Dini ve dünyevi ilimlerle ilgili onay alarak, doğru yolu gösterme vazifesi için Anadolu’ya dönerek Bursa’ya yerleşmiştir. Bursa’da çilehanesinin yanında yaptırdığı ekmek fırınında somun pişirip sokak sokak dolaşarak “somunlar, müminler” nidasıyla insanlara ekmek dağıtmıştır. Bu sebeple Şeyh Hamid-i Veli “Somuncu Baba” olarak da tanınmıştır. Yıldırım Beyazıd Niğbolu zaferini kazanınca, “Allah’a şükür nişanesi” olarak Bursa Ulu Camii’ni yaptırmıştır. Ulu Cami’nin açılış hutbesini Şeyh Hâmid-i Veli okumuş ve hutbede Fatiha Suresini yedi farklı şekilde yorumlamıştır. Hutbeyi dinleyen padişah başta olmak üzere tüm cemaat Şeyh Hamid-i Veli’ den etkilenmiştir. Mânevi kişiliği ve bilgelik yönü ortaya çıkan Şeyh Hamid-i Veli şöhretten korktuğu için talebeleriyle birlikte Bursa’dan ayrılarak Aksaray’a gelmiştir. Abdurrahman el-Askerî ise Somuncu Baba’ nın Bursa’dan ayrıldıktan sonra Ceyhan Nehri’nin kenarında bulunan Kozan (Sis) Kalesi yakınlarındaki bir köyde yerleştiğini ve Hacı Bayram-ı Veli’ nin de buraya gelip kendisini ziyaret ettiğini belirtmiştir. Burada bir süre kaldıktan sonra önce Şam’a gitmiş, buradan Mekke’ ye hacca gitmiş olan Somuncu Baba, hac dönüşü Aksaray’a yerleşmiştir.Aksaray’da Hacı Bayram-ı Veli’yi dünyaya ve ahirete ait ilimlerde eğiterek yetiştirmiş, onu irşad vazifesi için Ankara’ya görevlendirmiştir.
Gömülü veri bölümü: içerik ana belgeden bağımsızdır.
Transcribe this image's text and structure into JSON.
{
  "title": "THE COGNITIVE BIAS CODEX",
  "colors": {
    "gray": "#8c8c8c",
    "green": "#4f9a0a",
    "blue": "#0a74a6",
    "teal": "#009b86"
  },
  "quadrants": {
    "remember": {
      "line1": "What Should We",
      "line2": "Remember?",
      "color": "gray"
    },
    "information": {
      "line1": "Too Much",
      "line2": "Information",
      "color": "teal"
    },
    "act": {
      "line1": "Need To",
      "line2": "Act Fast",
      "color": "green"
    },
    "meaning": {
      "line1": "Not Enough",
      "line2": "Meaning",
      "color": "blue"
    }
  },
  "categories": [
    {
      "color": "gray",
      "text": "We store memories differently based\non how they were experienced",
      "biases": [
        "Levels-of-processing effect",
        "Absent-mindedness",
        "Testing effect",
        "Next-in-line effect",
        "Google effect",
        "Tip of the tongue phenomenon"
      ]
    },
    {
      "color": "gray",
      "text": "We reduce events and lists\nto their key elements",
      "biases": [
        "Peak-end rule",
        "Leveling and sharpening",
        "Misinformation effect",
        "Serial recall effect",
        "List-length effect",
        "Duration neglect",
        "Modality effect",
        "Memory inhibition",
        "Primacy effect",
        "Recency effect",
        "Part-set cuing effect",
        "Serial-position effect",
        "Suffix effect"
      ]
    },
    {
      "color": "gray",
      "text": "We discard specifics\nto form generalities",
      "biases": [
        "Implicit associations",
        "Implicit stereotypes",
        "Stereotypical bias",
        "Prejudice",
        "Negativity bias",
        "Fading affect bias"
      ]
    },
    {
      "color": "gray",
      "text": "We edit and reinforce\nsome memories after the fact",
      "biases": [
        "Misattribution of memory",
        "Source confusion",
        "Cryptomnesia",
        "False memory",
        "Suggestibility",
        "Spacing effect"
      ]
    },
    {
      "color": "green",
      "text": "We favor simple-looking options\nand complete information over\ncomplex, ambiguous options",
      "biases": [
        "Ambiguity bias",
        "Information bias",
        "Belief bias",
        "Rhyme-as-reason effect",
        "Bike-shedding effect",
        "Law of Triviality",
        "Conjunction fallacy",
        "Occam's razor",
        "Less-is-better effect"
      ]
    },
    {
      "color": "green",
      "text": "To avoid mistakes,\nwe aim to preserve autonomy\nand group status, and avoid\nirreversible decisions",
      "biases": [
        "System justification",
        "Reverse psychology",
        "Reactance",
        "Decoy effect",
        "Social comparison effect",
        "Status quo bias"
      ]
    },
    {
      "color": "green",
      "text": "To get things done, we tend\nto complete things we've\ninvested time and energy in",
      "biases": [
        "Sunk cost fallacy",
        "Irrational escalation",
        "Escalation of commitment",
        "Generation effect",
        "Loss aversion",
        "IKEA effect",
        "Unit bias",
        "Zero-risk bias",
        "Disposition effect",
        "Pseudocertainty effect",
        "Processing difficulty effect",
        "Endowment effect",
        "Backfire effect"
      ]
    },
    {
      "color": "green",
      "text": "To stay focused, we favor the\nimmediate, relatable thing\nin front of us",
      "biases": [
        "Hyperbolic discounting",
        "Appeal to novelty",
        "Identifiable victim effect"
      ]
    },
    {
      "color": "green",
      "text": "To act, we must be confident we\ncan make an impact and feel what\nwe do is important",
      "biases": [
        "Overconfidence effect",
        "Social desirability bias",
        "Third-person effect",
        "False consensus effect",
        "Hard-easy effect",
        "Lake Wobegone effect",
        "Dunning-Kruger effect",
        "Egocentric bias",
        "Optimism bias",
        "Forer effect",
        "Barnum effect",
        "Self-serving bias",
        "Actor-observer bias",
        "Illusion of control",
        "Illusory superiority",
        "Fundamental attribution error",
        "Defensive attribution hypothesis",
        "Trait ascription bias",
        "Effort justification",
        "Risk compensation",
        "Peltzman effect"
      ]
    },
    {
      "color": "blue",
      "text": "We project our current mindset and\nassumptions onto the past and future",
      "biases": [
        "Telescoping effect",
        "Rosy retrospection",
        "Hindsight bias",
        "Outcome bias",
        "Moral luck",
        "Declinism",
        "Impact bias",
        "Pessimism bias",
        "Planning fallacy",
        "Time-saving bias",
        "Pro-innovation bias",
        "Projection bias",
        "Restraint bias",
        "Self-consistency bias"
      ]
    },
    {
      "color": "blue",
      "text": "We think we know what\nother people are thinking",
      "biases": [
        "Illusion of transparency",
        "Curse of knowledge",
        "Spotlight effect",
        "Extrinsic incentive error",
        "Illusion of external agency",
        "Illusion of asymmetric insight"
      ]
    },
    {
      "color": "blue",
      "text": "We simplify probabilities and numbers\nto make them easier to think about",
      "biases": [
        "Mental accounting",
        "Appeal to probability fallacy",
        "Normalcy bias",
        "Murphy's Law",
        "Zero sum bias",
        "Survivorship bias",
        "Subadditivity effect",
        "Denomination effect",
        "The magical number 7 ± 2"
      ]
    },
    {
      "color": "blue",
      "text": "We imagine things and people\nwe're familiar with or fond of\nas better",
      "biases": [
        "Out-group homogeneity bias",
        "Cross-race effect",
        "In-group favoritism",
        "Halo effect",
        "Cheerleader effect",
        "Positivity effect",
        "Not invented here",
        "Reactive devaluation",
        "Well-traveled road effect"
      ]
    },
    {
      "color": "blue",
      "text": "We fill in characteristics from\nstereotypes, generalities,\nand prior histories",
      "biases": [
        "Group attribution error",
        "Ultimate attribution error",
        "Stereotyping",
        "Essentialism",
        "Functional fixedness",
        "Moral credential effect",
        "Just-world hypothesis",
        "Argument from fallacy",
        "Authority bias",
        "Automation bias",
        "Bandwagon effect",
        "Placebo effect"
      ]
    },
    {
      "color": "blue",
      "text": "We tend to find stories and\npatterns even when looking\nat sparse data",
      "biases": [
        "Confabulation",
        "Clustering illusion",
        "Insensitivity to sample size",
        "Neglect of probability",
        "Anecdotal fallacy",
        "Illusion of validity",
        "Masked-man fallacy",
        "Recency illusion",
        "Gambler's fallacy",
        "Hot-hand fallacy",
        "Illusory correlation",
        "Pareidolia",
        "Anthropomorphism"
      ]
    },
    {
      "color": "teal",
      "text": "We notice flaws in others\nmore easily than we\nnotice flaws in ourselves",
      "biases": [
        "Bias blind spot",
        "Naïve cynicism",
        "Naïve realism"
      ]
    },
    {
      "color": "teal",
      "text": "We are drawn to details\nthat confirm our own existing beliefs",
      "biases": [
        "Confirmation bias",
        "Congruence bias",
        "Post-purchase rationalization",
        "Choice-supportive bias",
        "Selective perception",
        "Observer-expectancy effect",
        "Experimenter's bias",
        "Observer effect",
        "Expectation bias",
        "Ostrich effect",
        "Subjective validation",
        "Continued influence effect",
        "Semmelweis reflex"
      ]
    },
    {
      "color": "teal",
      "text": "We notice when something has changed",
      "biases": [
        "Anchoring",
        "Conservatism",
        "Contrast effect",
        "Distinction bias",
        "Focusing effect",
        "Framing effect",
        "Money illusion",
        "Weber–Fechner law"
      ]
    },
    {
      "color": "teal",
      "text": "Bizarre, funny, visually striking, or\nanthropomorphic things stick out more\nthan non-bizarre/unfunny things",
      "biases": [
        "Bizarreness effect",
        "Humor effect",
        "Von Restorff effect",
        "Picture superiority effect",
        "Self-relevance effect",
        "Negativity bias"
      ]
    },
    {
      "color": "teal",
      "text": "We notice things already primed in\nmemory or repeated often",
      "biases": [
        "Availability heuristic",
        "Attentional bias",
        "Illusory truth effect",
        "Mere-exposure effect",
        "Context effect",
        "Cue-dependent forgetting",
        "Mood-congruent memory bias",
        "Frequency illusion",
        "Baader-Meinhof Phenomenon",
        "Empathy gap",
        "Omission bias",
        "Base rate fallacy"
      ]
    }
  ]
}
1412 yılında vefat eden Somuncu Baba, Aksaray’ da Hacı Bayram-ı Veli tarafından cenaze namazı kıldırıldıktan sonra bugünkü türbesinin olduğu yere defnedildi.
Haci Bektas-i Veli Hz.leri
Horasan Melametîliğinin önde gelen temsilcilerinden Yusuf Hemedani’nin öğrencisi Hoca Ahmed Yesevi tarafından kurulmuş olan Yesevîlik tarikâtının Anadolu’daki en fa’al uygulayıcısı konumunda olan Bektaşîlik tarikâtının isim babası, Kalenderî / Haydarî şeyhi, büyük Türk mutasavvıfı.
Lokman Parende’den ilk eğitimi almış ve Hoca Ahmed Yesevî (1103-1165)’nin öğretilerini takip etmişti. Ondan dolayı Yesevi’nin halifesi olarak kabul edilmektedir. Anadolu’ya geldikten sonra kısa zamanda tanınarak kıymetli talebeler yetiştirdi. Hacı Bektâş-ı Velî kendisinin de bağlı olduğu “Ahilik Teşkilâtı” ile, Osmanlı Devleti’nin kuruluş devrinde Anadolu’da sosyal yapının gelişmesinde önemli katkılarda bulunmuştur.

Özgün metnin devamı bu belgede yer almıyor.